It is said that Binance Starch Minimum betting amounts for various cryptocurrencies, such as solana (SOL), polkadot (DOT) and cosmos (ATOM), for users willing to participate in their earning products.
Binance is adjusting the asset caps
Binance Earn products are a set of offerings that allow token holders to earn passive income from their crypto assets. Some of them include flexible savings and locked savings. In the latter, the user can lock in a token for a specified period. After that, they can withdraw the coins and rewards earned.
Binance has raised the 120-day asset lock cap on several crypto assets. As such, to lock ATOM for 120 days, users must now lock at least 1000 ATOM, out of 30 ATOM. Meanwhile, SOL companies must secure at least 500 SOL, which is an increase from 30 SOL.

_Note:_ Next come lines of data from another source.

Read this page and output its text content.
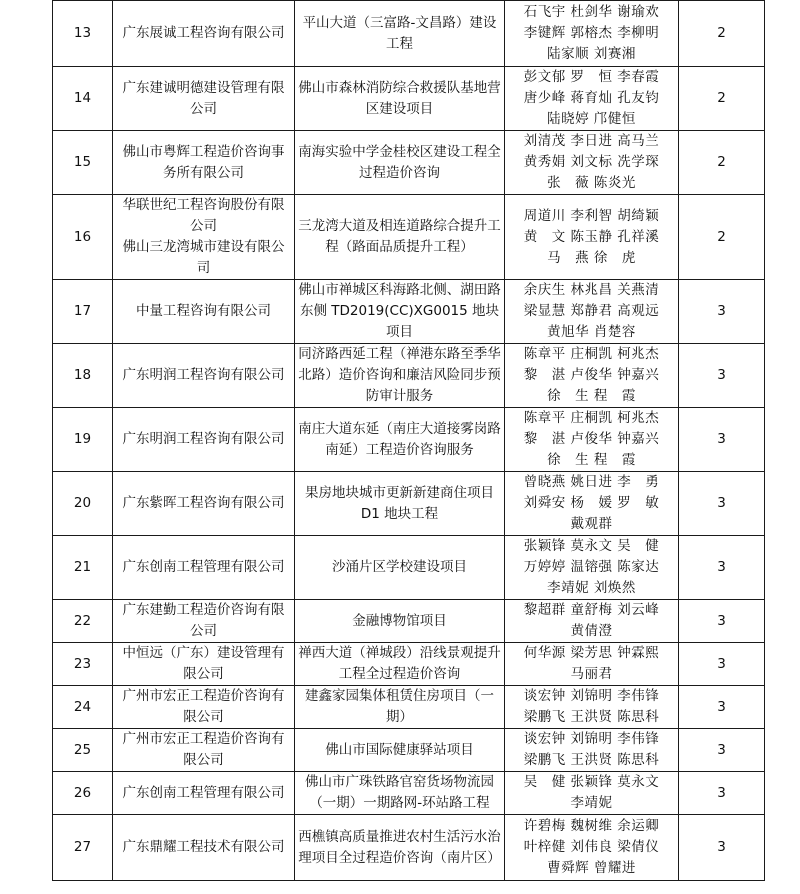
13	广东展诚工程咨询有限公司	平山大道（三富路-文昌路）建设工程	石飞宇 杜剑华 谢瑜欢
李键辉 郭榕杰 李柳明
陆家顺 刘赛湘	2
14	广东建诚明德建设管理有限公司	佛山市森林消防综合救援队基地营区建设项目	彭文郁 罗　恒 李春霞
唐少峰 蒋育灿 孔友钧
陆晓婷 邝健恒	2
15	佛山市粤辉工程造价咨询事务所有限公司	南海实验中学金桂校区建设工程全过程造价咨询	刘清茂 李日进 高马兰
黄秀娟 刘文标 冼学琛
张　薇 陈炎光	2
16	华联世纪工程咨询股份有限公司
佛山三龙湾城市建设有限公司	三龙湾大道及相连道路综合提升工程（路面品质提升工程）	周道川 李利智 胡绮颖
黄　文 陈玉静 孔祥溪
马　燕 徐　虎	2
17	中量工程咨询有限公司	佛山市禅城区科海路北侧、湖田路东侧 TD2019(CC)XG0015 地块项目	余庆生 林兆昌 关燕清
梁显慧 郑静君 高观远
黄旭华 肖楚容	3
18	广东明润工程咨询有限公司	同济路西延工程（禅港东路至季华北路）造价咨询和廉洁风险同步预防审计服务	陈章平 庄桐凯 柯兆杰
黎　湛 卢俊华 钟嘉兴
徐　生 程　霞	3
19	广东明润工程咨询有限公司	南庄大道东延（南庄大道接雾岗路南延）工程造价咨询服务	陈章平 庄桐凯 柯兆杰
黎　湛 卢俊华 钟嘉兴
徐　生 程　霞	3
20	广东紫晖工程咨询有限公司	果房地块城市更新新建商住项目 D1 地块工程	曾晓燕 姚日进 李　勇
刘舜安 杨　媛 罗　敏
戴观群	3
21	广东创南工程管理有限公司	沙涌片区学校建设项目	张颖锋 莫永文 吴　健
万婷婷 温镕强 陈家达
李靖妮 刘焕然	3
22	广东建勤工程造价咨询有限公司	金融博物馆项目	黎超群 童舒梅 刘云峰
黄倩澄	3
23	中恒远（广东）建设管理有限公司	禅西大道（禅城段）沿线景观提升工程全过程造价咨询	何华源 梁芳思 钟霖熙
马丽君	3
24	广州市宏正工程造价咨询有限公司	建鑫家园集体租赁住房项目（一期）	谈宏钟 刘锦明 李伟锋
梁鹏飞 王洪贤 陈思科	3
25	广州市宏正工程造价咨询有限公司	佛山市国际健康驿站项目	谈宏钟 刘锦明 李伟锋
梁鹏飞 王洪贤 陈思科	3
26	广东创南工程管理有限公司	佛山市广珠铁路官窑货场物流园（一期）一期路网-环站路工程	吴　健 张颖锋 莫永文
李靖妮	3
27	广东鼎耀工程技术有限公司	西樵镇高质量推进农村生活污水治理项目全过程造价咨询（南片区）	许碧梅 魏树维 余运卿
叶梓健 刘伟良 梁倩仪
曹舜辉 曾耀进	3
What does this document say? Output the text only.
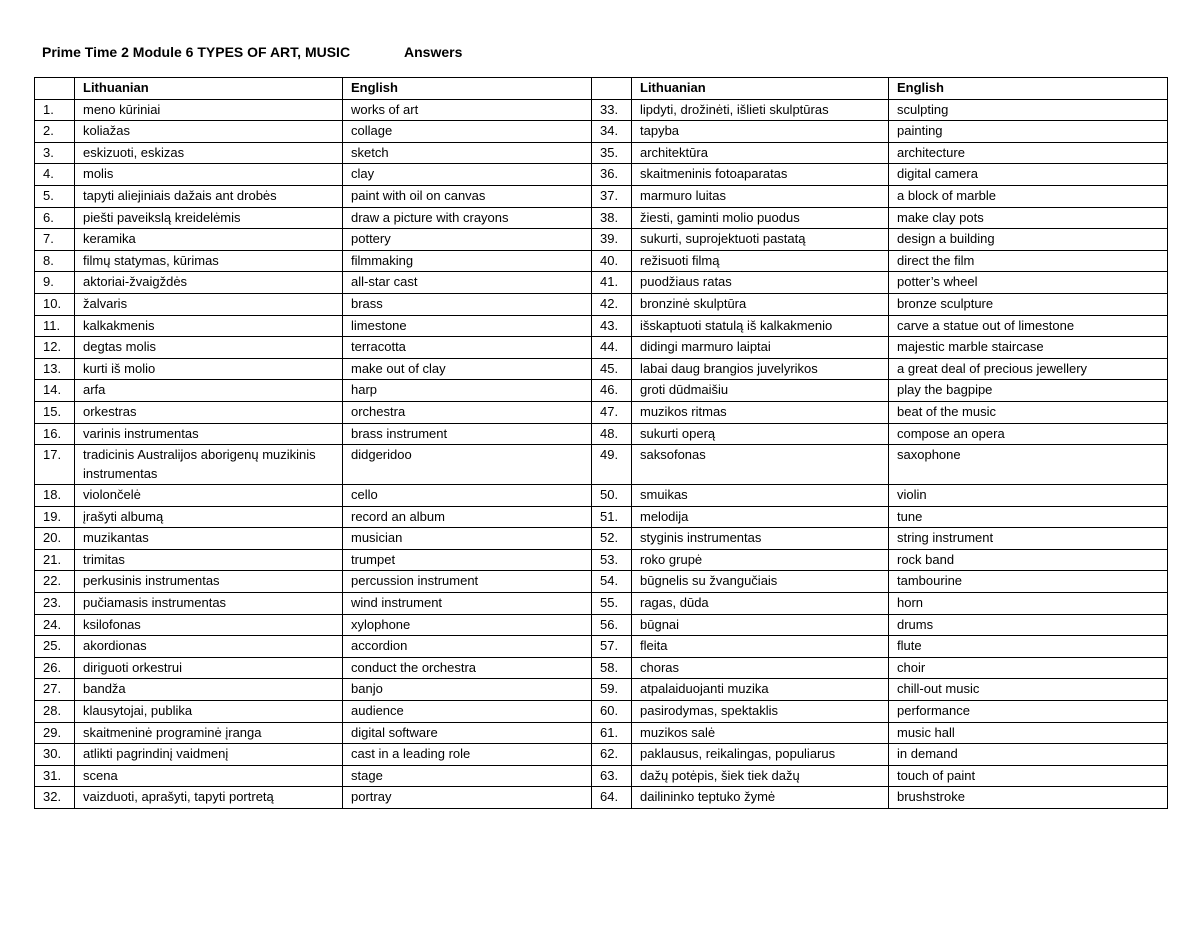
Prime Time 2 Module 6 TYPES OF ART, MUSIC	Answers
	Lithuanian	English		Lithuanian	English
1.	meno kūriniai	works of art	33.	lipdyti, drožinėti, išlieti skulptūras	sculpting
2.	koliažas	collage	34.	tapyba	painting
3.	eskizuoti, eskizas	sketch	35.	architektūra	architecture
4.	molis	clay	36.	skaitmeninis fotoaparatas	digital camera
5.	tapyti aliejiniais dažais ant drobės	paint with oil on canvas	37.	marmuro luitas	a block of marble
6.	piešti paveikslą kreidelėmis	draw a picture with crayons	38.	žiesti, gaminti molio puodus	make clay pots
7.	keramika	pottery	39.	sukurti, suprojektuoti pastatą	design a building
8.	filmų statymas, kūrimas	filmmaking	40.	režisuoti filmą	direct the film
9.	aktoriai-žvaigždės	all-star cast	41.	puodžiaus ratas	potter’s wheel
10.	žalvaris	brass	42.	bronzinė skulptūra	bronze sculpture
11.	kalkakmenis	limestone	43.	išskaptuoti statulą iš kalkakmenio	carve a statue out of limestone
12.	degtas molis	terracotta	44.	didingi marmuro laiptai	majestic marble staircase
13.	kurti iš molio	make out of clay	45.	labai daug brangios juvelyrikos	a great deal of precious jewellery
14.	arfa	harp	46.	groti dūdmaišiu	play the bagpipe
15.	orkestras	orchestra	47.	muzikos ritmas	beat of the music
16.	varinis instrumentas	brass instrument	48.	sukurti operą	compose an opera
17.	tradicinis Australijos aborigenų muzikinis instrumentas	didgeridoo	49.	saksofonas	saxophone
18.	violončelė	cello	50.	smuikas	violin
19.	įrašyti albumą	record an album	51.	melodija	tune
20.	muzikantas	musician	52.	styginis instrumentas	string instrument
21.	trimitas	trumpet	53.	roko grupė	rock band
22.	perkusinis instrumentas	percussion instrument	54.	būgnelis su žvangučiais	tambourine
23.	pučiamasis instrumentas	wind instrument	55.	ragas, dūda	horn
24.	ksilofonas	xylophone	56.	būgnai	drums
25.	akordionas	accordion	57.	fleita	flute
26.	diriguoti orkestrui	conduct the orchestra	58.	choras	choir
27.	bandža	banjo	59.	atpalaiduojanti muzika	chill-out music
28.	klausytojai, publika	audience	60.	pasirodymas, spektaklis	performance
29.	skaitmeninė programinė įranga	digital software	61.	muzikos salė	music hall
30.	atlikti pagrindinį vaidmenį	cast in a leading role	62.	paklausus, reikalingas, populiarus	in demand
31.	scena	stage	63.	dažų potėpis, šiek tiek dažų	touch of paint
32.	vaizduoti, aprašyti, tapyti portretą	portray	64.	dailininko teptuko žymė	brushstroke
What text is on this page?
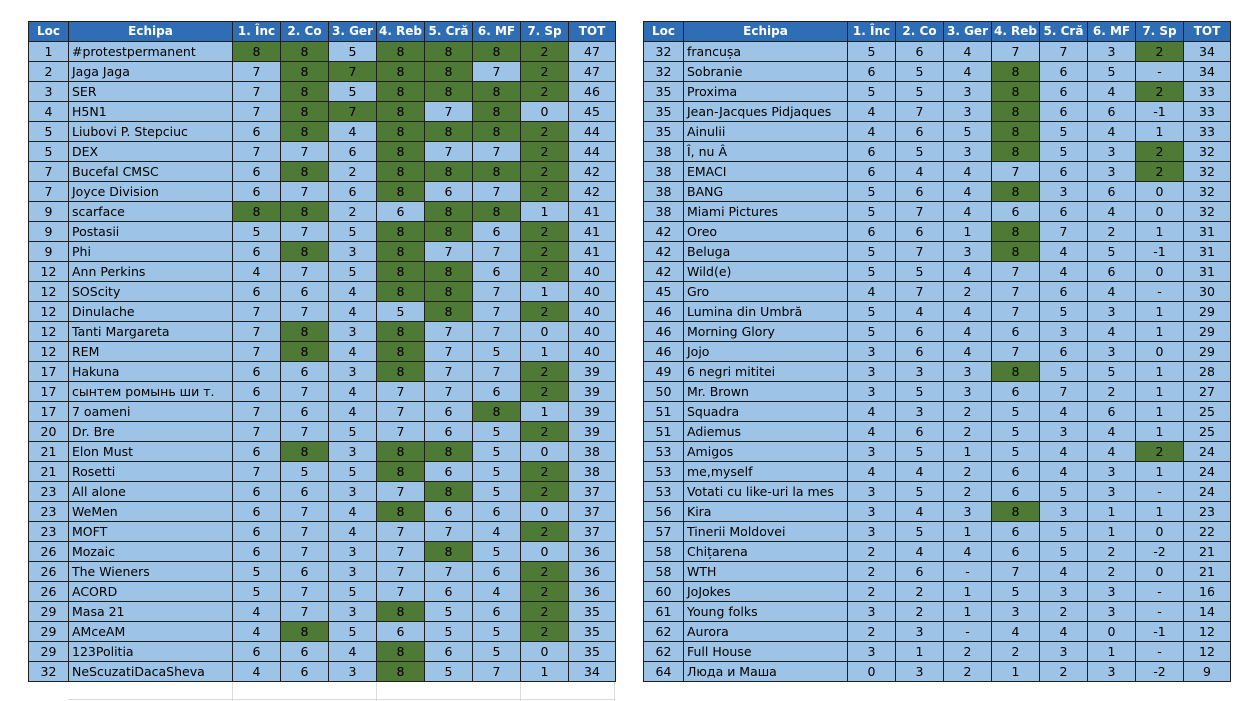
Loc	Echipa	1. Înc	2. Co	3. Ger	4. Reb	5. Cră	6. MF	7. Sp	TOT
1	#protestpermanent	8	8	5	8	8	8	2	47
2	Jaga Jaga	7	8	7	8	8	7	2	47
3	SER	7	8	5	8	8	8	2	46
4	H5N1	7	8	7	8	7	8	0	45
5	Liubovi P. Stepciuc	6	8	4	8	8	8	2	44
5	DEX	7	7	6	8	7	7	2	44
7	Bucefal CMSC	6	8	2	8	8	8	2	42
7	Joyce Division	6	7	6	8	6	7	2	42
9	scarface	8	8	2	6	8	8	1	41
9	Postasii	5	7	5	8	8	6	2	41
9	Phi	6	8	3	8	7	7	2	41
12	Ann Perkins	4	7	5	8	8	6	2	40
12	SOScity	6	6	4	8	8	7	1	40
12	Dinulache	7	7	4	5	8	7	2	40
12	Tanti Margareta	7	8	3	8	7	7	0	40
12	REM	7	8	4	8	7	5	1	40
17	Hakuna	6	6	3	8	7	7	2	39
17	сынтем ромынь ши т.	6	7	4	7	7	6	2	39
17	7 oameni	7	6	4	7	6	8	1	39
20	Dr. Bre	7	7	5	7	6	5	2	39
21	Elon Must	6	8	3	8	8	5	0	38
21	Rosetti	7	5	5	8	6	5	2	38
23	All alone	6	6	3	7	8	5	2	37
23	WeMen	6	7	4	8	6	6	0	37
23	MOFT	6	7	4	7	7	4	2	37
26	Mozaic	6	7	3	7	8	5	0	36
26	The Wieners	5	6	3	7	7	6	2	36
26	ACORD	5	7	5	7	6	4	2	36
29	Masa 21	4	7	3	8	5	6	2	35
29	AMceAM	4	8	5	6	5	5	2	35
29	123Politia	6	6	4	8	6	5	0	35
32	NeScuzatiDacaSheva	4	6	3	8	5	7	1	34
Loc	Echipa	1. Înc	2. Co	3. Ger	4. Reb	5. Cră	6. MF	7. Sp	TOT
32	francușa	5	6	4	7	7	3	2	34
32	Sobranie	6	5	4	8	6	5	-	34
35	Proxima	5	5	3	8	6	4	2	33
35	Jean-Jacques Pidjaques	4	7	3	8	6	6	-1	33
35	Ainulii	4	6	5	8	5	4	1	33
38	Î, nu Â	6	5	3	8	5	3	2	32
38	EMACI	6	4	4	7	6	3	2	32
38	BANG	5	6	4	8	3	6	0	32
38	Miami Pictures	5	7	4	6	6	4	0	32
42	Oreo	6	6	1	8	7	2	1	31
42	Beluga	5	7	3	8	4	5	-1	31
42	Wild(e)	5	5	4	7	4	6	0	31
45	Gro	4	7	2	7	6	4	-	30
46	Lumina din Umbră	5	4	4	7	5	3	1	29
46	Morning Glory	5	6	4	6	3	4	1	29
46	Jojo	3	6	4	7	6	3	0	29
49	6 negri mititei	3	3	3	8	5	5	1	28
50	Mr. Brown	3	5	3	6	7	2	1	27
51	Squadra	4	3	2	5	4	6	1	25
51	Adiemus	4	6	2	5	3	4	1	25
53	Amigos	3	5	1	5	4	4	2	24
53	me,myself	4	4	2	6	4	3	1	24
53	Votati cu like-uri la mes	3	5	2	6	5	3	-	24
56	Kira	3	4	3	8	3	1	1	23
57	Tinerii Moldovei	3	5	1	6	5	1	0	22
58	Chițarena	2	4	4	6	5	2	-2	21
58	WTH	2	6	-	7	4	2	0	21
60	JoJokes	2	2	1	5	3	3	-	16
61	Young folks	3	2	1	3	2	3	-	14
62	Aurora	2	3	-	4	4	0	-1	12
62	Full House	3	1	2	2	3	1	-	12
64	Люда и Маша	0	3	2	1	2	3	-2	9
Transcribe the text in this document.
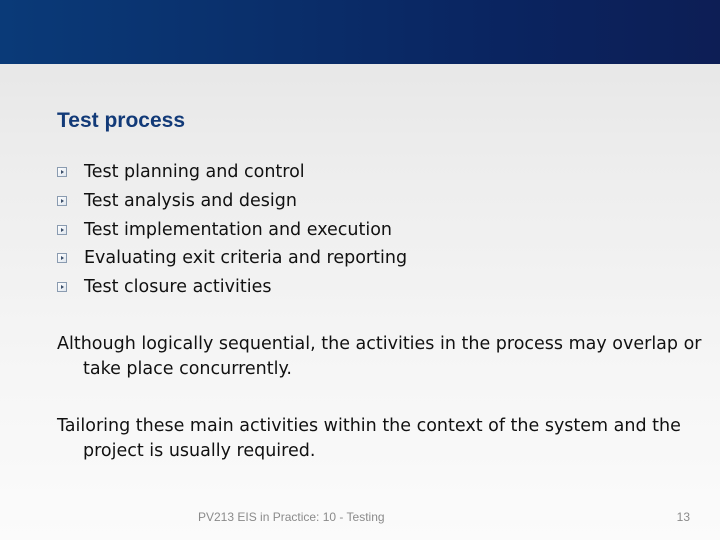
Test process
Test planning and control
Test analysis and design
Test implementation and execution
Evaluating exit criteria and reporting
Test closure activities

Although logically sequential, the activities in the process may overlap or take place concurrently.

Tailoring these main activities within the context of the system and the project is usually required.

PV213 EIS in Practice: 10 - Testing	13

However, as a result, annual percentage rates associated with these products have been reduced by 1-2 percent.
While some investors appreciate the simplicity and convenience of betting on a centralized exchange (CEX) like Binance, others prefer the alternative approach of betting directly on proof-of-stake blockchains like Ethereum and Cardano.
Although personal preferences differ, the change in the lock-up period on Binance is noteworthy as it can reveal market trends and potentially influence the choices of individual investors.
Opinion is divided
One Explanation One of Binance’s decisions is that the exchange is seeking to attract existing shareholders and new investments. This can be seen as a positive sign, especially given the increase in the ATOM cap before the US Securities and Exchange Commission (SEC) sued Binance.
The regulator claims, among other currencies, ATOM and SOL, as examples of unregistered securities that Binance enabled its citizens to trade illegally.
On the other hand, a different perspective is that the increase in personal quotas could interact with an increasing number of individuals opting for self-custodial solutions. This trend may have led to a decrease in the customer base of centralized exchanges, prompting Binance to conserve liquidity and prevent further loss of market share.
There are divergent opinions on this subject, which divides society. Some see the development as a positive sign of Binance’s confidence in the long-term potential of cryptocurrencies, as they believe these assets can withstand market volatility.
On the other hand, some people see this move as a last-ditch effort by the centralized exchanges to retain their power and keep up with the changing market. They believe that the advent of self-holding options, which give individuals more control over their assets, has caused exchanges such as Binance to adjust their services to stay relevant.